Universities are first and foremost a place where intellectual thought, research and reasoning is intended to thrive, not as factories to churn out degrees in response to a government's grand vision.
Governments come and go. We cannot allow political ideology to dictate how our universities are run and what courses they should offer. The very people we rely on to impart the skills Mr Joyce requires would, I believe, simply refuse to take up positions in such sterile environments.
Not everyone has the aptitude to undertake engineering study. It is a difficult degree course and should not be seriously undertaken by anyone who does not possess very good skills in mathematics and logical reasoning.
I would also add from my 30-plus years of professional engineering experience, that it should not be undertaken by anyone without very good verbal skills, since so much of what we do requires the ability to accurately distil complex issues into clear and concise language for a variety of audiences.

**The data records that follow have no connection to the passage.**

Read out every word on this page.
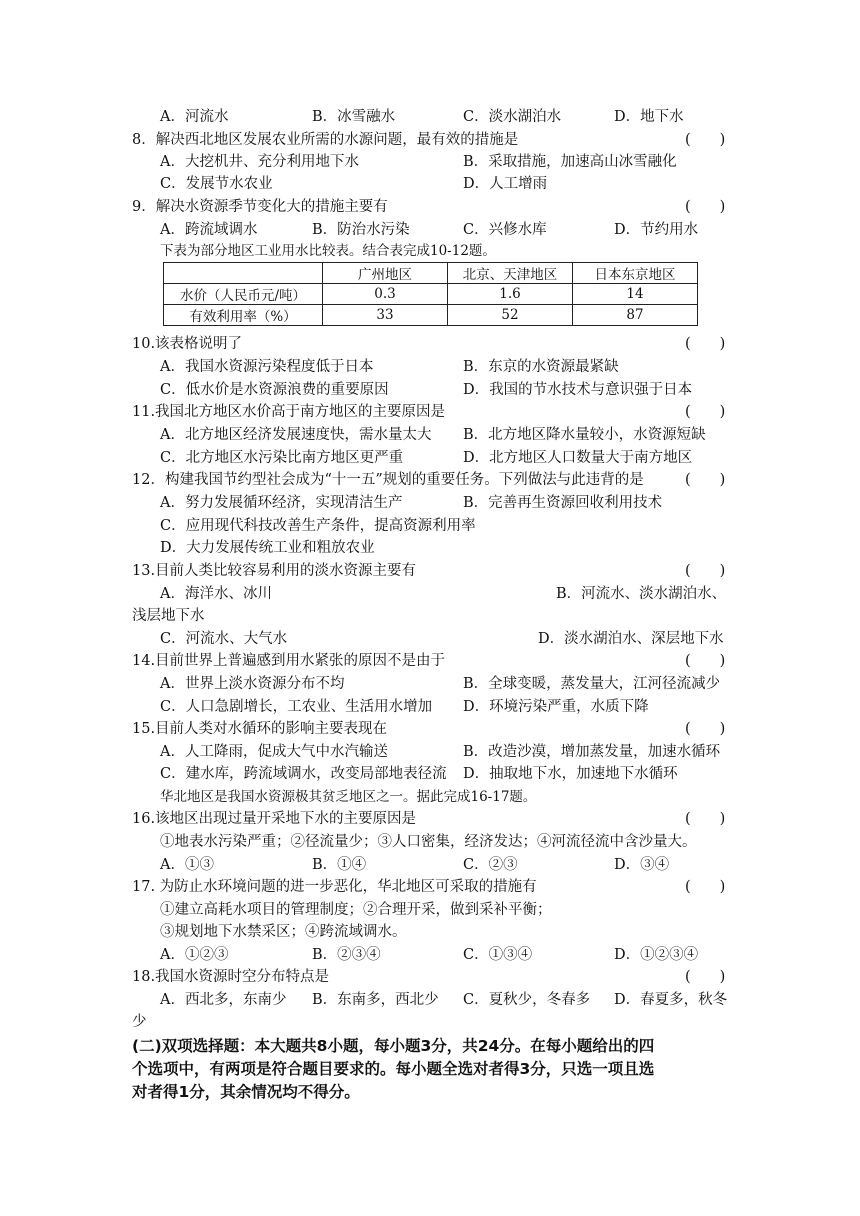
A．河流水	B．冰雪融水	C．淡水湖泊水	D．地下水
8．解决西北地区发展农业所需的水源问题，最有效的措施是	(　　)
A．大挖机井、充分利用地下水	B．采取措施，加速高山冰雪融化
C．发展节水农业	D．人工增雨
9．解决水资源季节变化大的措施主要有	(　　)
A．跨流域调水	B．防治水污染	C．兴修水库	D．节约用水
下表为部分地区工业用水比较表。结合表完成10-12题。
	广州地区	北京、天津地区	日本东京地区
水价（人民币元/吨）	0.3	1.6	14
有效利用率（%）	33	52	87
10.该表格说明了	(　　)
A．我国水资源污染程度低于日本	B．东京的水资源最紧缺
C．低水价是水资源浪费的重要原因	D．我国的节水技术与意识强于日本
11.我国北方地区水价高于南方地区的主要原因是	(　　)
A．北方地区经济发展速度快，需水量太大 B．北方地区降水量较小，水资源短缺
C．北方地区水污染比南方地区更严重	D．北方地区人口数量大于南方地区
12．构建我国节约型社会成为“十一五”规划的重要任务。下列做法与此违背的是	(　　)
A．努力发展循环经济，实现清洁生产	B．完善再生资源回收利用技术
C．应用现代科技改善生产条件，提高资源利用率
D．大力发展传统工业和粗放农业
13.目前人类比较容易利用的淡水资源主要有	(　　)
A．海洋水、冰川	B．河流水、淡水湖泊水、
浅层地下水
C．河流水、大气水	D．淡水湖泊水、深层地下水
14.目前世界上普遍感到用水紧张的原因不是由于	(　　)
A．世界上淡水资源分布不均	B．全球变暖，蒸发量大，江河径流减少
C．人口急剧增长，工农业、生活用水增加 D．环境污染严重，水质下降
15.目前人类对水循环的影响主要表现在	(　　)
A．人工降雨，促成大气中水汽输送	B．改造沙漠，增加蒸发量，加速水循环
C．建水库，跨流域调水，改变局部地表径流 D．抽取地下水，加速地下水循环
华北地区是我国水资源极其贫乏地区之一。据此完成16-17题。
16.该地区出现过量开采地下水的主要原因是	(　　)
①地表水污染严重；②径流量少；③人口密集，经济发达；④河流径流中含沙量大。
A．①③	B．①④	C．②③	D．③④
17. 为防止水环境问题的进一步恶化，华北地区可采取的措施有	(　　)
①建立高耗水项目的管理制度；②合理开采，做到采补平衡；
③规划地下水禁采区；④跨流域调水。
A．①②③	B．②③④	C．①③④	D．①②③④
18.我国水资源时空分布特点是	(　　)
A．西北多，东南少 B．东南多，西北少 C．夏秋少，冬春多 D．春夏多，秋冬
少
(二)双项选择题：本大题共8小题，每小题3分，共24分。在每小题给出的四
个选项中，有两项是符合题目要求的。每小题全选对者得3分，只选一项且选
对者得1分，其余情况均不得分。
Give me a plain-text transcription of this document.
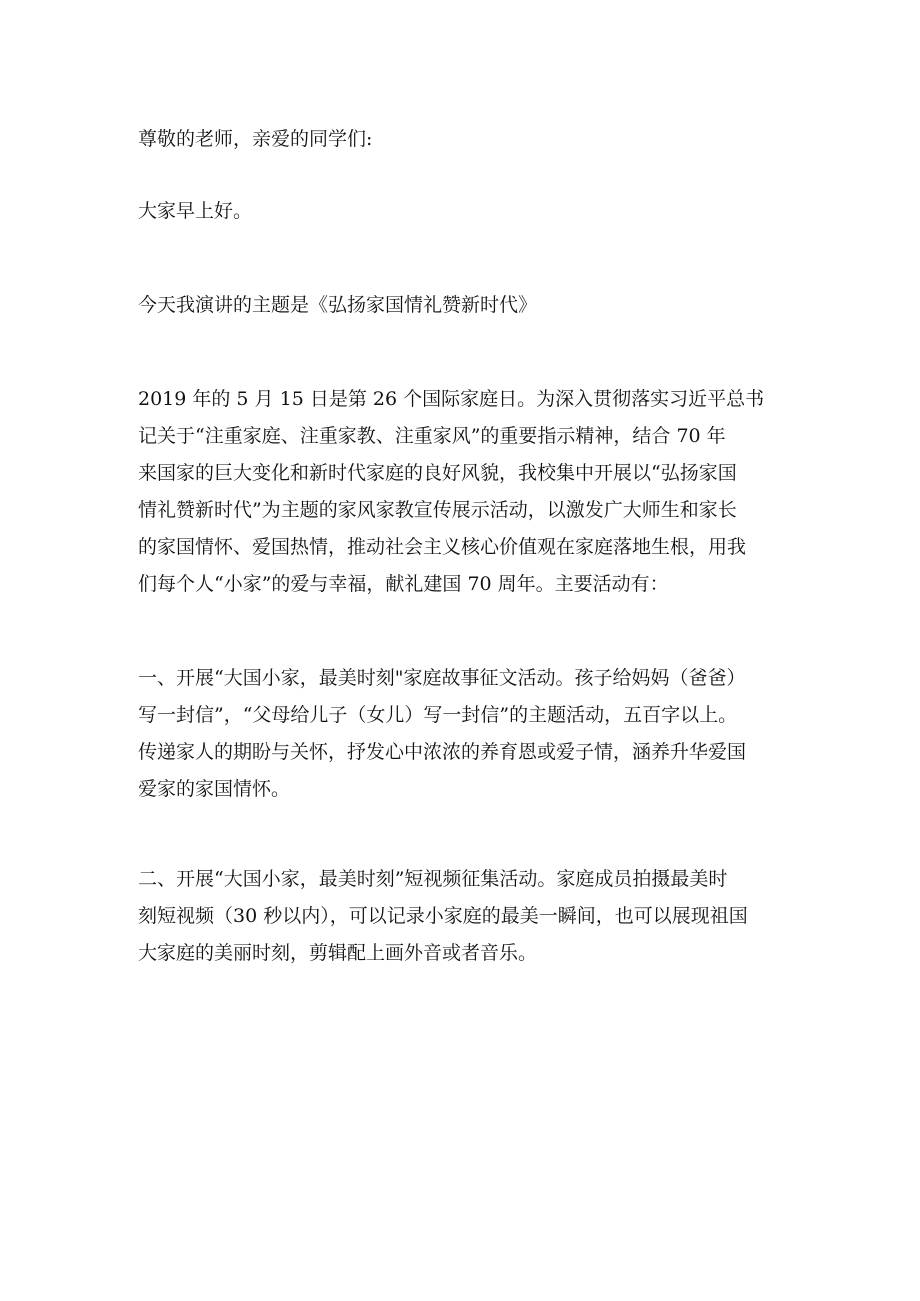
尊敬的老师，亲爱的同学们:

大家早上好。

今天我演讲的主题是《弘扬家国情礼赞新时代》

2019 年的 5 月 15 日是第 26 个国际家庭日。为深入贯彻落实习近平总书
记关于“注重家庭、注重家教、注重家风”的重要指示精神，结合 70 年
来国家的巨大变化和新时代家庭的良好风貌，我校集中开展以“弘扬家国
情礼赞新时代”为主题的家风家教宣传展示活动，以激发广大师生和家长
的家国情怀、爱国热情，推动社会主义核心价值观在家庭落地生根，用我
们每个人“小家”的爱与幸福，献礼建国 70 周年。主要活动有：

一、开展“大国小家，最美时刻"家庭故事征文活动。孩子给妈妈（爸爸）
写一封信”，“父母给儿子（女儿）写一封信”的主题活动，五百字以上。
传递家人的期盼与关怀，抒发心中浓浓的养育恩或爱子情，涵养升华爱国
爱家的家国情怀。

二、开展“大国小家，最美时刻”短视频征集活动。家庭成员拍摄最美时
刻短视频（30 秒以内），可以记录小家庭的最美一瞬间，也可以展现祖国
大家庭的美丽时刻，剪辑配上画外音或者音乐。
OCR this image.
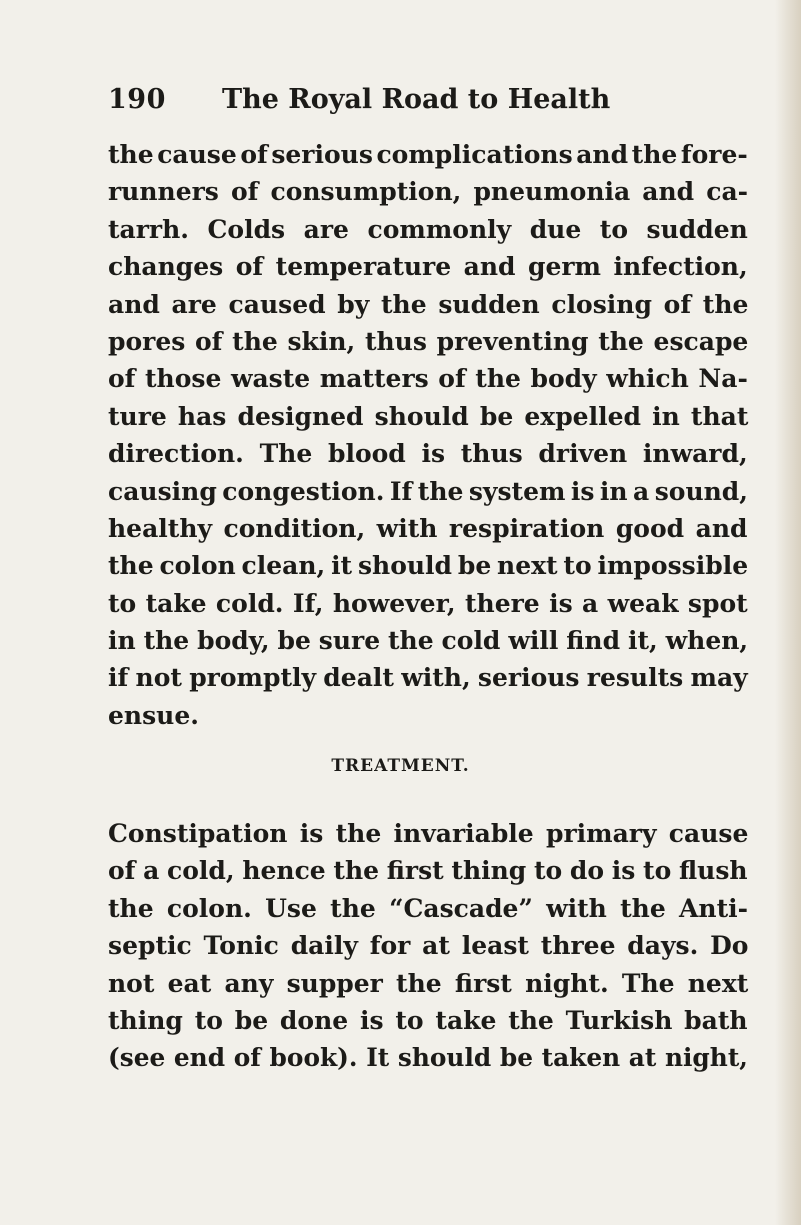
190 The Royal Road to Health
the cause of serious complications and the fore-
runners of consumption, pneumonia and ca-
tarrh. Colds are commonly due to sudden
changes of temperature and germ infection,
and are caused by the sudden closing of the
pores of the skin, thus preventing the escape
of those waste matters of the body which Na-
ture has designed should be expelled in that
direction. The blood is thus driven inward,
causing congestion. If the system is in a sound,
healthy condition, with respiration good and
the colon clean, it should be next to impossible
to take cold. If, however, there is a weak spot
in the body, be sure the cold will find it, when,
if not promptly dealt with, serious results may
ensue.
TREATMENT.
Constipation is the invariable primary cause
of a cold, hence the first thing to do is to flush
the colon. Use the “Cascade” with the Anti-
septic Tonic daily for at least three days. Do
not eat any supper the first night. The next
thing to be done is to take the Turkish bath
(see end of book). It should be taken at night,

Even if Mr Joyce were to wave a magic wand and create double the number of places, the only way this nation could produce more engineers would be through admitting an even larger number of overseas students or by compelling our universities to lower their entrance standards.
Neither of these routes will achieve what Mr Joyce wishes. Most of the engineering graduates we produce are woefully unprepared to step straight into a professional engineering career. It has always been so.
Professional engineering development of the kind needed to turn a raw graduate into a confident and useful engineer used to be (in the 1970s and 80s) undertaken by large organisations such as the Ministry of Works and NZ Rail. Within these organisations a strong culture of mentoring and supervision was allowed to flourish. Similar programmes existed within larger private companies. Of the government organisations that have survived, none have anything like the training programmes they once had and the private companies have greatly reduced their cadet schemes.
The New Zealand organisations who most lament the shortage of engineering skills are largely the same organisations that have contributed to the present situation through abrogation of their responsibilities to provide suitable employment opportunities that include properly mentored post-graduate training.
The previous system resulted in very well rounded and capable engineers emerging 4 years or so after commencing employment. After this the graduate engineer could apply for registration as a Professional Engineer - a process that required a portfolio to be submitted, the professional interview and examination to be passed.
Pause for a moment to reflect what 4 years' commitment to an individual's post-graduate, professional training really means. It means a prolonged commitment to training an individual; providing an environment where that individual can acquire skills and be allowed to practise them in safety; where there is appropriate work and qualified supervision; where no matter what upheaval occurs elsewhere in the organisation the graduate's position is secure. In short the company, management and owners are committed to the philosophy and value of professional engineering training.
In my experience, engineering graduates in this country find themselves at the mercy of an otherwise disinterested employment market, where employers often expect to hire skills that are not yet developed and where a culture of poaching graduates with a modicum of experience and who show the slightest hint of any real acumen is endemic.
Until this unhealthy attitude is corrected; unless the number of engineering positions actually available and suitably rewarded increases; and while professional engineering remains viewed by New Zealand society as a career not worthy of aspiring to; Mr Joyce's ambitions in this area will remain frustrated.
Robin Hill is Engineering Manager, Director, Horizon Technology Ltd.